Anyhow, we just kept driving up for a few more minutes, maybe an hour, until we got to where the road ended.  Maybe it was two hours before dawn.  And why were we there so early?  So every year WWF measures the area of the colonies so they can give an estimation of the population.  We were going to be doing that, measuring the colonies.  And that is done early in the morning before dawn break so the butterflies don’t get too disturbed. 

So maybe two hours before dawn break we came down the truck and started walking inside the forest and it was super cold, super cold and super dark and it was really foggy.  It was actually kind of hard to see just the trees in front of you.  But we kept walking, got to where the colonies where and we started measuring the trees, the colony. 

Then it started dawning.  With a little bit more of light, I noticed that the trees that we were measuring were covered by this almost perfect tapestry of butterflies, so perfect that it was almost impossible to see the tree underneath.  That really amazed me.  But then as the sun kept coming up, some shy beams of light started penetrating the forest and it was really easy to see them because of the fog. 

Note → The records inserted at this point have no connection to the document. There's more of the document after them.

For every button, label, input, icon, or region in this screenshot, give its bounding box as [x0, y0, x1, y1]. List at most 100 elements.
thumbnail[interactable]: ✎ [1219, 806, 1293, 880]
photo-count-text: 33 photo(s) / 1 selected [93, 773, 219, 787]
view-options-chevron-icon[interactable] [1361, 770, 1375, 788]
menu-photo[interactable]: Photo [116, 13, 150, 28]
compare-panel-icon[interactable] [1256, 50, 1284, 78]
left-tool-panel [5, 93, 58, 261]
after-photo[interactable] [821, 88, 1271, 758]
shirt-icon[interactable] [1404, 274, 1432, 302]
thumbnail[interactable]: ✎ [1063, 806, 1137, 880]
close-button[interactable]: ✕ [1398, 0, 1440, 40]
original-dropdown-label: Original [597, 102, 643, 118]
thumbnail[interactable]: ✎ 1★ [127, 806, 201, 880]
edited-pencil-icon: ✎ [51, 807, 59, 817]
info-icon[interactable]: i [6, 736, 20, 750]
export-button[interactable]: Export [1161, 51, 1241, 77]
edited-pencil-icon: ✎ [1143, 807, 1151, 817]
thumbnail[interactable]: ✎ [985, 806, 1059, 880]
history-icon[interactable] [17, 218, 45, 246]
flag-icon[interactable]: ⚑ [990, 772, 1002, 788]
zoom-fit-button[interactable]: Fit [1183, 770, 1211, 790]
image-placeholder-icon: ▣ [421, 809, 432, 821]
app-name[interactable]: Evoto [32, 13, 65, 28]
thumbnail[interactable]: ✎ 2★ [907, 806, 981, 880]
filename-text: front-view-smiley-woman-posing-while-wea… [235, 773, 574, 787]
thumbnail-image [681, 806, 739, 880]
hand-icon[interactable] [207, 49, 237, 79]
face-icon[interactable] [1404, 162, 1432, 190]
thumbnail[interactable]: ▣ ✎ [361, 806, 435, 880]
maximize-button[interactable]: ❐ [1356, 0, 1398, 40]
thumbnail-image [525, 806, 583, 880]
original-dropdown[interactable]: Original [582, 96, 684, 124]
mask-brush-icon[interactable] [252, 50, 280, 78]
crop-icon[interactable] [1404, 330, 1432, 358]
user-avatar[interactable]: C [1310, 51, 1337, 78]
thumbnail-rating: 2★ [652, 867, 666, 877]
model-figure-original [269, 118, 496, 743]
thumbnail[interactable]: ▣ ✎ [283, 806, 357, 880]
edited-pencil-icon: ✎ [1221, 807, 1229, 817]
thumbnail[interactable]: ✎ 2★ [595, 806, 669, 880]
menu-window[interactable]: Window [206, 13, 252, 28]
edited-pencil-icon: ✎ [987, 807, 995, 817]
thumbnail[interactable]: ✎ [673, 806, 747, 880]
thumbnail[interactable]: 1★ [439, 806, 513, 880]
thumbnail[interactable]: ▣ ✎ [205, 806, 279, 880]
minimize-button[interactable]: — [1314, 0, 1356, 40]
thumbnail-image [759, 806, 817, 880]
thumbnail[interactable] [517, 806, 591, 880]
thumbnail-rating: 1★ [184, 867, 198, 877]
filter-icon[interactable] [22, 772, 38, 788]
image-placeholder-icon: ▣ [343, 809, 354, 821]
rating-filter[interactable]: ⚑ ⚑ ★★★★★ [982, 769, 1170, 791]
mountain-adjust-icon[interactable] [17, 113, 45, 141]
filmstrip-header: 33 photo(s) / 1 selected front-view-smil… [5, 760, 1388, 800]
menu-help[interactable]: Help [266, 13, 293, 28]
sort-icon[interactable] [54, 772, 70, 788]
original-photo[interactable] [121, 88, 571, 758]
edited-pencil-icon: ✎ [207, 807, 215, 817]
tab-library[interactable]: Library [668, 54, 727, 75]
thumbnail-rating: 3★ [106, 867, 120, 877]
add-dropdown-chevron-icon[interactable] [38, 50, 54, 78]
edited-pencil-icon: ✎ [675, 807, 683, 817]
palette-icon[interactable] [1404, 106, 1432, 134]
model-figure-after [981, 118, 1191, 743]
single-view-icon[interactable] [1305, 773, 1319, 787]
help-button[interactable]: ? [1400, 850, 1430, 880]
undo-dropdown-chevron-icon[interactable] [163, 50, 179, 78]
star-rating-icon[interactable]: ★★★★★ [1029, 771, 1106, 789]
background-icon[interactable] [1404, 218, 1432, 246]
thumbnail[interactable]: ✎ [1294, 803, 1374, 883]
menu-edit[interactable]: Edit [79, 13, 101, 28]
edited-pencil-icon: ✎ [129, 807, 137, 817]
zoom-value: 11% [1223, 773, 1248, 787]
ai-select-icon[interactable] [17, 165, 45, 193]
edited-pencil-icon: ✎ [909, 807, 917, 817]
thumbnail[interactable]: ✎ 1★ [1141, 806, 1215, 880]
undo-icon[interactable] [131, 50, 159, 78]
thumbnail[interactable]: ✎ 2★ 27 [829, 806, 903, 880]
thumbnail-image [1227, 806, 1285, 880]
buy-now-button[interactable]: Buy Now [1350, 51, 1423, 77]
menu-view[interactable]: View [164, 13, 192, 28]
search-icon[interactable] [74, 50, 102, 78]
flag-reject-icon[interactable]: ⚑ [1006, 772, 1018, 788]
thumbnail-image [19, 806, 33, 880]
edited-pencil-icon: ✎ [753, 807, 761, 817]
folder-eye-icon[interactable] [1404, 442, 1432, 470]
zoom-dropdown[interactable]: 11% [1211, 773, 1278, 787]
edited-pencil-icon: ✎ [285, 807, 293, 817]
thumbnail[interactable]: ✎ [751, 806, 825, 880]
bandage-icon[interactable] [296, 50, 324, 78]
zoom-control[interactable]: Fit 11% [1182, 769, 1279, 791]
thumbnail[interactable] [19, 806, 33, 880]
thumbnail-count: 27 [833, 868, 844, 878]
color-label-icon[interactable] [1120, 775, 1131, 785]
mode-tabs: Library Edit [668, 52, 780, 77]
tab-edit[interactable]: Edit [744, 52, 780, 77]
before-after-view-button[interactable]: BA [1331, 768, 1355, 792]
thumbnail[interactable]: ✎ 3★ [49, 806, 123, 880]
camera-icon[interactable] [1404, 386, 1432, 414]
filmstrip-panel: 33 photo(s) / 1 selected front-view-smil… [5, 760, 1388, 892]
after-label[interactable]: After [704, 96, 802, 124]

Then it happened.  Those beams of light, when they touched where the monarchs were, just as if they were little brushes of color, they would just revive the monarchs that were asleep.  They would start fluttering a little bit and showing that orange bright color that they had.  As soon as the beam would move away from them they would just go back to their slumber. 

While I was looking at that, I found myself thinking of that amazing journey that that little insect had come through in order to be there.  I mean some of them came all the way from Ontario enduring rains, droughts, wind on top of their delicate wings just in order to get there and be able to rest. 

So suddenly I realized that my journey, my own journey had not been that different from theirs.  I had also endured so many things.  I had to overcome so many obstacles and perhaps I still had to overcome so many more to get to the place where I actually belonged to.  I suddenly felt that everything that had happened to me, everything was making sense now.  I realized that everything was part of this larger scheme, that those humiliations, those endless days of shoveling poop, even that shot in the back, they were all part of the larger scheme that gave me the opportunity of being there,  experiencing that unique moment. 

Then suddenly my life started to regain sense and I decided, I felt that I then wanted to dedicate my life to take care of that wonderful insect.  Eight years later, well that happened eight years ago.  So eight years later I am almost done with my PhD and I’m still working with monarchs.  Thank you.